The COVID19 pandemic and necessary decisions by business to ensure employee safety and business continuity is a timely reminder of how important is to ensure each business has a documented and regularly tested business continuity plan.

First and foremost, employee safety is a number one priority. This is a recurring theme for information security certifications such as CISSP®, CCSP®, CISM®, and CRISC®. You cannot guarantee the long-term viability of your business and meet minimum service delivery objectives (SDO) unless you have the minimum number of employees defined in your Business Impact Analysis (BIA) for each critical business process.

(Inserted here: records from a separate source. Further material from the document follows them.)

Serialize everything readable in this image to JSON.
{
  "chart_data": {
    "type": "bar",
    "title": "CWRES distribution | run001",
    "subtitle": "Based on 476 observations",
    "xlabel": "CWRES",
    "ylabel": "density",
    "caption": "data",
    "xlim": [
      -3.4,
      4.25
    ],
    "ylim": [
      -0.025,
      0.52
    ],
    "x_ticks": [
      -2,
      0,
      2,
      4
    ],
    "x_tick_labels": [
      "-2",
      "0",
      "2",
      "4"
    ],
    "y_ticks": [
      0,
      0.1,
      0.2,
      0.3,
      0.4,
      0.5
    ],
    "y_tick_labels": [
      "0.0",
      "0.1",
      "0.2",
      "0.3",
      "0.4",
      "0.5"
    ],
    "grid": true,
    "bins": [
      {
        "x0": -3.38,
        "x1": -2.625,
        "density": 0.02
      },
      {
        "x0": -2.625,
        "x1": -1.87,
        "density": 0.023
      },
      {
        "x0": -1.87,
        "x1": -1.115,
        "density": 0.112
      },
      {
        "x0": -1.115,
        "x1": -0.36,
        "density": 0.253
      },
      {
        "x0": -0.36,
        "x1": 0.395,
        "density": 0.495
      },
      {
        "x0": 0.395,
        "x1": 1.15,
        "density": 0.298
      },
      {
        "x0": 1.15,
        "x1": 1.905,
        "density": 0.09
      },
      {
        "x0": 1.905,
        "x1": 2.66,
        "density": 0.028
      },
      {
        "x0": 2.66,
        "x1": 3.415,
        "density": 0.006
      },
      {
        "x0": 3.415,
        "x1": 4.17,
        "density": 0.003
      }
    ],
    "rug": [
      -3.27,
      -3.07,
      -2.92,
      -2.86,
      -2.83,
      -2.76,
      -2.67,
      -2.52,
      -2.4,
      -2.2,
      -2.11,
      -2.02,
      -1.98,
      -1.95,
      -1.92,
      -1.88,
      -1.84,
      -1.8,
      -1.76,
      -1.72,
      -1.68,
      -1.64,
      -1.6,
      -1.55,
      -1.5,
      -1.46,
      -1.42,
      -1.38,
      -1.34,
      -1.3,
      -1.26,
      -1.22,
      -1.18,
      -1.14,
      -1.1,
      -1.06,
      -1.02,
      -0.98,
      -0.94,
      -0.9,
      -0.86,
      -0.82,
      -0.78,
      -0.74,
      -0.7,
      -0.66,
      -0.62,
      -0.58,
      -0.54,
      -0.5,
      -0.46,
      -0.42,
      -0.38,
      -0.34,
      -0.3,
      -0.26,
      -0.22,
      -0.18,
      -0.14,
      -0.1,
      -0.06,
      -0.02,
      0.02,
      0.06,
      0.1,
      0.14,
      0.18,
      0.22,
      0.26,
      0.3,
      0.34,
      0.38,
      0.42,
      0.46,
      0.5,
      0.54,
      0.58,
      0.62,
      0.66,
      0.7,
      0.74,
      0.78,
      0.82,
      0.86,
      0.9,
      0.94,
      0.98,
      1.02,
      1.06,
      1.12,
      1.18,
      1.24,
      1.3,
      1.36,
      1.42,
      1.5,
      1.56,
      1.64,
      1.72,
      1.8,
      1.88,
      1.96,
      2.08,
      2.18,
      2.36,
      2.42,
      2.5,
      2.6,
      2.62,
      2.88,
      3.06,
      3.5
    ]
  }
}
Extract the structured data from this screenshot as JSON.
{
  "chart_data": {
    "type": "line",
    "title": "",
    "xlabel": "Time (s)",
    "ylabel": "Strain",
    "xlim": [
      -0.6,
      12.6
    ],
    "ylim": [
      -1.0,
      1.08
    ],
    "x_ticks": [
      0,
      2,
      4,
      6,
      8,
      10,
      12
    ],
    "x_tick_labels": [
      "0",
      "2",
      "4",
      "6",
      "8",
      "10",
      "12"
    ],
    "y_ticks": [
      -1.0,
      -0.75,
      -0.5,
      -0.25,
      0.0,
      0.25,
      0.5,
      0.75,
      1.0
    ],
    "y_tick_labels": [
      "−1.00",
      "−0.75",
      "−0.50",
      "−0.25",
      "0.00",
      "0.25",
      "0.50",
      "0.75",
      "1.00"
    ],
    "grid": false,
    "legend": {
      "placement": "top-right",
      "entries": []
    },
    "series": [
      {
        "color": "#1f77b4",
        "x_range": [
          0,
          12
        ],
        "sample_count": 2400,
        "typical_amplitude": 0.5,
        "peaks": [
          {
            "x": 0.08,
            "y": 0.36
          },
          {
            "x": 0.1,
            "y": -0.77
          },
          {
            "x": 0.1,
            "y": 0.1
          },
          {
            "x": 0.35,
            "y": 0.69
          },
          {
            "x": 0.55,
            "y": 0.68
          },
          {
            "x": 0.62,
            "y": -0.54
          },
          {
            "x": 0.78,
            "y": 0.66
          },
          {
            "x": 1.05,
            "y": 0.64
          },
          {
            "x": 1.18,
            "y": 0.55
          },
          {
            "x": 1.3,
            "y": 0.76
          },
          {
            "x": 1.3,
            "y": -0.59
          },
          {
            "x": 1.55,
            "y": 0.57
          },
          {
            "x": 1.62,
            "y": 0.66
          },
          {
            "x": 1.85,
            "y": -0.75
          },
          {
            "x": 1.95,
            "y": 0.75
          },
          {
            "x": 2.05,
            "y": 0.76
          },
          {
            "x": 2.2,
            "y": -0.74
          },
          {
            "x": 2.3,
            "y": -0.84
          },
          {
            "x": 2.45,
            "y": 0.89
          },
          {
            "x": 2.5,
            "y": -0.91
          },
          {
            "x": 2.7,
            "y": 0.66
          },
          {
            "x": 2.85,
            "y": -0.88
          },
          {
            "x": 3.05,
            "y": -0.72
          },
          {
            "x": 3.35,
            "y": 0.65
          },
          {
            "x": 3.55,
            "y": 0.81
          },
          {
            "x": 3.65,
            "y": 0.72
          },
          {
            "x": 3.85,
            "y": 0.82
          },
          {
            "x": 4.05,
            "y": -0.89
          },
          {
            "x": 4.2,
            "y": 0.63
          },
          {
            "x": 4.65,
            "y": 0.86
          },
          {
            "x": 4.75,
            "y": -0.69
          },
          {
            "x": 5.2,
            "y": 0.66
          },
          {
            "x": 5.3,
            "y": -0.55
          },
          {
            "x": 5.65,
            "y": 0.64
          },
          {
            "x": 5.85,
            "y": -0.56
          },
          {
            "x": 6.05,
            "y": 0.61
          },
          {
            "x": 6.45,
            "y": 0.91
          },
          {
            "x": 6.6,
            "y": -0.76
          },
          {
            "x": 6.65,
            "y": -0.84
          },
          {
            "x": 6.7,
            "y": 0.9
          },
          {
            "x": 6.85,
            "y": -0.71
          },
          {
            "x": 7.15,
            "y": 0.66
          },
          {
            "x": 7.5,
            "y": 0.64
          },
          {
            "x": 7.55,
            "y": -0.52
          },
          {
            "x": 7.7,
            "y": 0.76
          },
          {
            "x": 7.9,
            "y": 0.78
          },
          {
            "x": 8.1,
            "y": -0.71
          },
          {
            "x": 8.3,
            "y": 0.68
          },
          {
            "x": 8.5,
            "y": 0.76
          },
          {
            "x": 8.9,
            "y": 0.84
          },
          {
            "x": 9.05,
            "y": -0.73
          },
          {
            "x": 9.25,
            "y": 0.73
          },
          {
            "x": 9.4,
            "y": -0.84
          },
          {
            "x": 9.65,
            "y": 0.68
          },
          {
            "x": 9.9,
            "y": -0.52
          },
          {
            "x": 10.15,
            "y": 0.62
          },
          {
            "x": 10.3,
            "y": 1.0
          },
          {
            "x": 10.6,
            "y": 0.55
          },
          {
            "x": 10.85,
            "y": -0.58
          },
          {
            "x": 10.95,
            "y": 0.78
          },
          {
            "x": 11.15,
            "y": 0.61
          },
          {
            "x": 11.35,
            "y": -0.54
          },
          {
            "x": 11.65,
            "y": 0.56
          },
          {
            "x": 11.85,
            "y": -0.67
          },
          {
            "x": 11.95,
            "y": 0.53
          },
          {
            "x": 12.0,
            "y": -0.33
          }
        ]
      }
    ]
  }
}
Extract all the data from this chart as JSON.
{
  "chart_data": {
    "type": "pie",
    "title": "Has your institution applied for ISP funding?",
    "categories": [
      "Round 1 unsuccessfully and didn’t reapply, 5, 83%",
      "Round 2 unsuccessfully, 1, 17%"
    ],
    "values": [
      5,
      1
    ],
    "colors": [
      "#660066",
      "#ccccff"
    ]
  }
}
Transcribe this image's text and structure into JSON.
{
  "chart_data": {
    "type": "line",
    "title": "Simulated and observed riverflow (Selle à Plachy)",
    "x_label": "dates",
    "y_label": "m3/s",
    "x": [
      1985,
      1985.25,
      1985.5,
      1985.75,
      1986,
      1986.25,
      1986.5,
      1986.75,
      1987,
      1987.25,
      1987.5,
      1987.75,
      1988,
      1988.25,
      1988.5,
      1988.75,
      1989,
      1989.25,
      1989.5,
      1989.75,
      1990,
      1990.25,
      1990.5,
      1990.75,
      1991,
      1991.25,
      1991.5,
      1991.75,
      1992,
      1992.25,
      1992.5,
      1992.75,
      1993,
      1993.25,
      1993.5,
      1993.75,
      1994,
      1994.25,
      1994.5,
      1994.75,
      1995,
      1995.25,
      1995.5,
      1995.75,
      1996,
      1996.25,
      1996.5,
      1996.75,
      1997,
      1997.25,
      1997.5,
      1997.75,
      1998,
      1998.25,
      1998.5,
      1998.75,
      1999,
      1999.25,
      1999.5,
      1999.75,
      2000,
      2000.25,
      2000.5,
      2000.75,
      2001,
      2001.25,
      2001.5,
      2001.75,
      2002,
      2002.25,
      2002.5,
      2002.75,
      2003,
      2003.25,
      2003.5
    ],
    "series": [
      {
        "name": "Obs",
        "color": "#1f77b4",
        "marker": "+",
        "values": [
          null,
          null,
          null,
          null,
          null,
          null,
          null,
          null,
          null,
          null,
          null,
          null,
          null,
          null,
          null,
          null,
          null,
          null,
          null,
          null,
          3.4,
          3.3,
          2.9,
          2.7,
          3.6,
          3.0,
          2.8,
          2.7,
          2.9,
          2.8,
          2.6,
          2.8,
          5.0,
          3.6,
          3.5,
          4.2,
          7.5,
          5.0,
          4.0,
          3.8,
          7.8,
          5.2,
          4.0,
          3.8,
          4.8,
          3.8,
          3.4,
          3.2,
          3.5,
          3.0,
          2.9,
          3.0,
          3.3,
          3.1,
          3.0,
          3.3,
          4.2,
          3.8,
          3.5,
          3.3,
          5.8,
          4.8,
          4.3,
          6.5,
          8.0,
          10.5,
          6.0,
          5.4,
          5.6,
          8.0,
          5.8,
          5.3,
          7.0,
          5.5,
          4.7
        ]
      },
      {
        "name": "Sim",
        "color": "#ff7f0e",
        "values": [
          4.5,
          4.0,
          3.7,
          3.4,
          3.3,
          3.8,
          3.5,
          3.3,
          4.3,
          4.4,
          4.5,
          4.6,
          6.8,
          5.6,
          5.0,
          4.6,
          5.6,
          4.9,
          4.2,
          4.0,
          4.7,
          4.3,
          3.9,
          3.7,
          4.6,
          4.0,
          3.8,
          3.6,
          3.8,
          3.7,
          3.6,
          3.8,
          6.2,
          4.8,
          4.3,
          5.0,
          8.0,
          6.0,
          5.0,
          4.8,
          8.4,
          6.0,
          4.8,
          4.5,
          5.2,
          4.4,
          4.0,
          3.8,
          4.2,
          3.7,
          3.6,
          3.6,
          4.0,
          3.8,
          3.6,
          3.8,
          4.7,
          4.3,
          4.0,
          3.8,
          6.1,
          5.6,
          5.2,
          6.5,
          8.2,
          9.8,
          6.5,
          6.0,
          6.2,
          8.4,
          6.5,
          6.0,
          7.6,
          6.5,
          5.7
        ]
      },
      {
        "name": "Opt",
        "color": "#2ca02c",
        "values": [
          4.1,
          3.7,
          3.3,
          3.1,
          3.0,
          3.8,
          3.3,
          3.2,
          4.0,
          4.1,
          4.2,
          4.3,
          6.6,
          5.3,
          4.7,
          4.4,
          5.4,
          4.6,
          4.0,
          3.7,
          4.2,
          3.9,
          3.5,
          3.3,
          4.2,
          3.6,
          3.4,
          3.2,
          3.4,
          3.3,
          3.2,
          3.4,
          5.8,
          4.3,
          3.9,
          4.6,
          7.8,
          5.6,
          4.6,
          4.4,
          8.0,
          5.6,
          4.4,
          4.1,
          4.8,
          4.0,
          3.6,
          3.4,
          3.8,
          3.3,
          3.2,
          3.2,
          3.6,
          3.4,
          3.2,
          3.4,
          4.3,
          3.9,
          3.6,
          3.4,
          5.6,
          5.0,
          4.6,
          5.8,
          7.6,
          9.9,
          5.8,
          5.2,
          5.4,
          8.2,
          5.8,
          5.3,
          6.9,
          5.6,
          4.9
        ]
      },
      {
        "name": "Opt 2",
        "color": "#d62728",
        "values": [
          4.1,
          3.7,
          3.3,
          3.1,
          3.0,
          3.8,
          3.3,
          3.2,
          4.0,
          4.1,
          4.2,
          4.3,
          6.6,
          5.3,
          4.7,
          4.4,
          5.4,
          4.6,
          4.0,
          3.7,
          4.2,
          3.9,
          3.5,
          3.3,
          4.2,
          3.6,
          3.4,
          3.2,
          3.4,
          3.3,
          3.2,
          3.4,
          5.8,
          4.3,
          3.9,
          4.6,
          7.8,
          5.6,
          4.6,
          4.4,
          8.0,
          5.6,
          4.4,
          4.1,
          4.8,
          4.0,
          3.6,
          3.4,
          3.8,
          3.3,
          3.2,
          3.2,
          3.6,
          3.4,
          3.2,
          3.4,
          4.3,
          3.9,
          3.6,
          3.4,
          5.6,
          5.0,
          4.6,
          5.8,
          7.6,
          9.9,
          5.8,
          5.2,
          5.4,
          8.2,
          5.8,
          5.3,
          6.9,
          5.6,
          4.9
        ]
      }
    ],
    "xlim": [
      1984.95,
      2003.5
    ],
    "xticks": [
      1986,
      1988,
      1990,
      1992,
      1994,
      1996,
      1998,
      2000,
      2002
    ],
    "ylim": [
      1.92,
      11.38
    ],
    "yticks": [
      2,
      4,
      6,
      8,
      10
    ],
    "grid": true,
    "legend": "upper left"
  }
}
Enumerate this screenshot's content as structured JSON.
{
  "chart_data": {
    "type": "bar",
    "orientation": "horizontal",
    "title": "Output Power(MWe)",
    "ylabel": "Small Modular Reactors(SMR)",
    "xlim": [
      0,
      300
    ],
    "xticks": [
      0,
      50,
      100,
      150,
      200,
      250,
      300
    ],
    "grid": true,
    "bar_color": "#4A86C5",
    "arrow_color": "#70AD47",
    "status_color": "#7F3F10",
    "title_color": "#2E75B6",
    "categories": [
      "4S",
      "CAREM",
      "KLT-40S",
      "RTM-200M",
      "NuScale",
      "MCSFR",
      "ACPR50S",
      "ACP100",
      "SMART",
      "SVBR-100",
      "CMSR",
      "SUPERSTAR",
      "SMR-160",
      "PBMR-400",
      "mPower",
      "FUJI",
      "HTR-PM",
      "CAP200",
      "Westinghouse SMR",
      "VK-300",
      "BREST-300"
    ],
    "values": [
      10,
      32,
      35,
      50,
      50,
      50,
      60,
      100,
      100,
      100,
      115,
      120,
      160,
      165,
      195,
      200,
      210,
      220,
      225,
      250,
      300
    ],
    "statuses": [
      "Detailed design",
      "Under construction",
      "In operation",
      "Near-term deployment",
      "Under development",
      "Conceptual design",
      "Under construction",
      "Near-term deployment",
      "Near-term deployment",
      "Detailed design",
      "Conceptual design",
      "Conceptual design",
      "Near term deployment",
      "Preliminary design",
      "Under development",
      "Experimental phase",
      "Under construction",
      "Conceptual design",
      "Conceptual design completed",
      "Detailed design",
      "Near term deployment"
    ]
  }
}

Secondly, each business will need to make sure that a decision to allow employees to work remotely from home isn’t just a snap decision. Again, employee safety is a primary consideration. During normal times, i.e. no pandemic, employees wishing to work remotely would require their Workplace Health & Safety (WHS) officer to inspect the home office of the employee to ensure it meets minimum ergonomic requirements.

Once that is passed, data sensitivity and the appropriateness of allowing remote work activities from home, needs to be risk-assessed. Employees using their own devices are effectively engaging in a Bring Your Own Device (BYOD) programme, in which case, because the employee’s own device is being used, it must meet minimum security standards to satisfy data handling and privacy concerns.

This will often necessitate ensuring, as a minimum:

– Not logging in as a privileged user; ensure all work activities are carried out as an unprivileged user 

– 

Ensuring an up-to-date endpoint detection and response (EDR) application is installed from a reputable source and is being maintained and updated as frequently as possible. Some well known brands for virus protection software currently available are: MacAfee, Kaspersky, Norton and Trend Micro just to name a few.
– Ensuring employees DO NOT download sensitive data onto their home office system, but if they do, work from a removable device that is encrypted
– Ensuring that all applications are patched and up-to-date
– Ensuring that the operating system is patched and up-to-date
– DO NOT use home or personal email to conduct business
– DO USE a Virtual Private Network (VPN) to connect into your workplace systems

 

If this seems hard, it is also hard and time consuming to clean up after a data spill or privacy breach. Rather than an employee providing an asset, another consideration is a laptop or desktop provided by their employer.

The COVID19 pandemic has presented a challenge, but business does not have to stop. At ALC, we have seen this as an opportunity to bring forward our plans to offer virtual classroom training.

Other businesses should also seek out the opportunities and what this means for flexible work-life balance options and active testing of their business continuity plans. The silver lining is, by having a policy in place and allowing your staff to work remotely on a regular basis, means you will be prepared for the next big business disruptor, whatever that may be.